Five more years, another 9.5-lb baby, a move half-way across the country, the emergency surgical birth of our son we lost in the second trimester, going back to school to change my careers, and I was 75 lbs overweight when I first heard the terms, “Diastasis Recti,” and “Pelvic Floor Dysfunction.” So now I knew what was wrong with me. How I was broken. I was also told it was hopeless. ‘That’s just how it is after kids. Come back when you’re done having babies and we’ll pull you back together with surgical mesh, stitch you up, and you’ll be good.’ Wait, what?
Ready for another time-hop? Another year, another 9.5-pound baby, and 25 more pounds for myself, and I found a really unique exercise program called Fit2B. After years of abusing myself, hating my broken body, I gave it a try. Hey you! Yeah, you. Did you know you can heal a diastasis and PFD? It’s true. I did. This wonderful, highly skilled fitness professional named Beth(founder of Fit2B) created her program that was teaching, supporting, training, and helping women heal their bodies and regain strength. She did what I was told only surgery could do. She helped me become whole again, more than just physically, and in 2019, after using her program for three years, I decided that’s what I wanted to do. We were done having babies(our youngest was nearly 4) and feeling very settled in our lives, so I mentally started unearthing that old dream. No, I don’t think I could ever play basketball for the Syracuse Orange, but I could pursue the other half of that. I could go back to school and do what Beth does: love, support, encourage, teach, and help other women this way. Couldn’t I? Maybe? I started researching training programs.
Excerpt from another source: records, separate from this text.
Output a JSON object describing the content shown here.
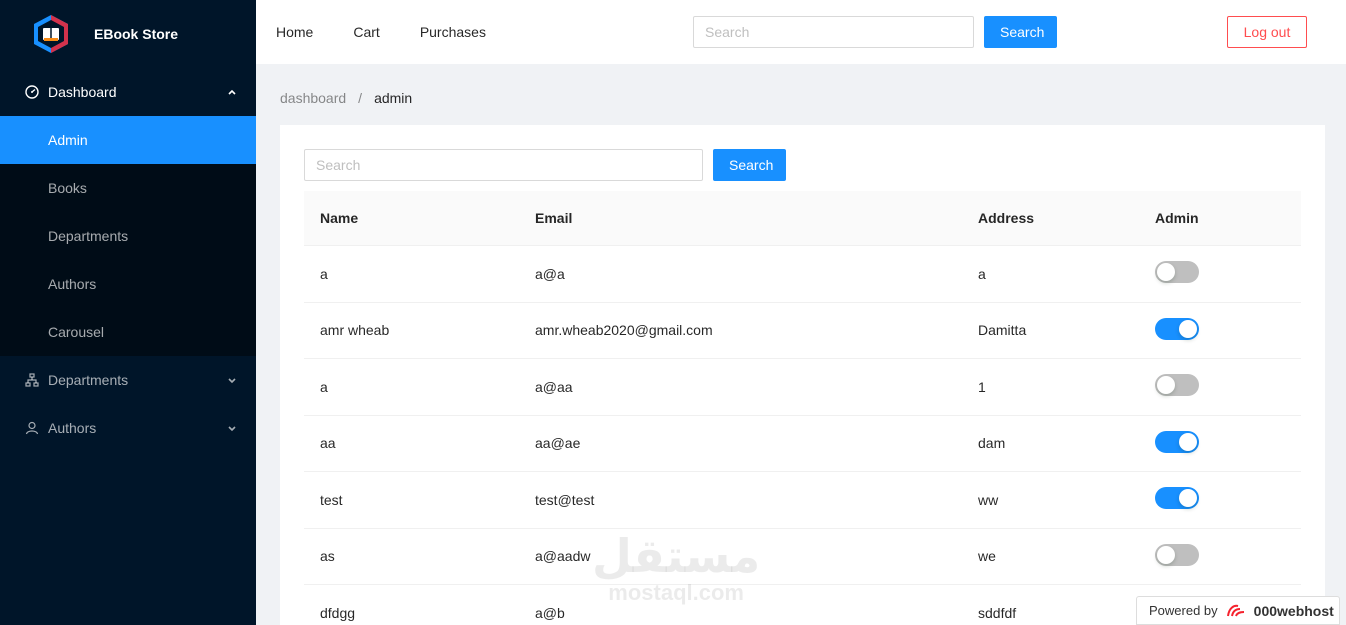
{
  "app": {
    "title": "EBook Store"
  },
  "sidebar": {
    "dashboard": {
      "label": "Dashboard"
    },
    "submenu": [
      {
        "label": "Admin",
        "selected": true
      },
      {
        "label": "Books"
      },
      {
        "label": "Departments"
      },
      {
        "label": "Authors"
      },
      {
        "label": "Carousel"
      }
    ],
    "departments": {
      "label": "Departments"
    },
    "authors": {
      "label": "Authors"
    }
  },
  "header": {
    "nav": [
      {
        "label": "Home"
      },
      {
        "label": "Cart"
      },
      {
        "label": "Purchases"
      }
    ],
    "search_placeholder": "Search",
    "search_button": "Search",
    "logout_label": "Log out"
  },
  "breadcrumb": {
    "parent": "dashboard",
    "separator": "/",
    "current": "admin"
  },
  "content": {
    "search_placeholder": "Search",
    "search_button": "Search",
    "table": {
      "columns": [
        "Name",
        "Email",
        "Address",
        "Admin"
      ],
      "rows": [
        {
          "name": "a",
          "email": "a@a",
          "address": "a",
          "admin": false
        },
        {
          "name": "amr wheab",
          "email": "amr.wheab2020@gmail.com",
          "address": "Damitta",
          "admin": true
        },
        {
          "name": "a",
          "email": "a@aa",
          "address": "1",
          "admin": false
        },
        {
          "name": "aa",
          "email": "aa@ae",
          "address": "dam",
          "admin": true
        },
        {
          "name": "test",
          "email": "test@test",
          "address": "ww",
          "admin": true
        },
        {
          "name": "as",
          "email": "a@aadw",
          "address": "we",
          "admin": false
        },
        {
          "name": "dfdgg",
          "email": "a@b",
          "address": "sddfdf",
          "admin": false
        }
      ]
    }
  },
  "watermark": {
    "arabic": "مستقل",
    "latin": "mostaql.com"
  },
  "powered": {
    "prefix": "Powered by",
    "brand": "000webhost"
  },
  "colors": {
    "sidebar": "#001529",
    "primary": "#1890ff",
    "danger": "#ff4d4f"
  }
}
I dug into my options, resources, talked to trusted fitness professionals, and decided to do it. I was going back to school in SOME way, and I was going to become a fitness professional. Then God had a curveball for me: He said, “Wait.” What? WHAT?! God! I’ve already waited 20 years to do this. WHY?!
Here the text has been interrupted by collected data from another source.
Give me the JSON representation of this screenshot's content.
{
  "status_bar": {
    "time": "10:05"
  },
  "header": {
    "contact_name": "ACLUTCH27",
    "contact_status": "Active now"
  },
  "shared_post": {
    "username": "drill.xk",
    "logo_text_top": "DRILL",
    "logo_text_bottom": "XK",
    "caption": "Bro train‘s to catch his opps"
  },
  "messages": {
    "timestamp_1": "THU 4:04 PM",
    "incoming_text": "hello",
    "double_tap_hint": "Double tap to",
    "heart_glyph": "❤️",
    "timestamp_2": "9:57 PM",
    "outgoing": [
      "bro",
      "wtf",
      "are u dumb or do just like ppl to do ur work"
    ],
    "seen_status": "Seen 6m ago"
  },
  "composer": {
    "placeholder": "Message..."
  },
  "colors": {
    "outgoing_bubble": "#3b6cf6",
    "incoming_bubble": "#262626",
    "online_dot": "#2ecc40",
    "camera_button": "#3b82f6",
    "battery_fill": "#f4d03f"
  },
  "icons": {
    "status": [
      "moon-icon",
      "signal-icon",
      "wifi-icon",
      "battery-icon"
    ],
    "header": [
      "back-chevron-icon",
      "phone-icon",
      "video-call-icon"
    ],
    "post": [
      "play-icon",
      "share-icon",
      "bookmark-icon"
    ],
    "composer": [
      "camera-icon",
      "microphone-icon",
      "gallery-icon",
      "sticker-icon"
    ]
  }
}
Why, you ask? Because the very next month we found out we were VERY unexpectedly pregnant with our caboose. Our precious Giovanna. And the month after that the pandemic hit. After our girl was born I had a very rare postpartum complication and nearly died. For weeks I could not even get out of bed or walk to the bathroom myself. For months after that I battled profound PTSD from my near-death experience. WHY did God say wait, I asked? It’s clear now. God knew I had some things coming up that would need to be my priorities. But the time came. I waited and eventually He said go. So I did it. I took the leap. I picked an education program and jumped head-first into a very competitive, youthful career field, beat up mom bod and all.
And I did it. It wasn’t a joke after all. Twenty-three years later, I am officially a certified personal trainer through the National Academy of Sports Medicine. My education isn’t done. Only the first part. I’m specializing in women’s fitness with an emphasis in core and pelvic floor health, as well as an additional holistic nutrition certification. But I did the thing. I let myself dig back into the passion of sports, athleticism, and fitness that drove me for most of my life and followed my dream. Started a new career. I don’t know where it’ll take me yet. I feel like it blends perfectly with my doula career I’ve already had supporting women and their families for six years, and I’m so excited.
Just thought I’d share. Thanks for listening.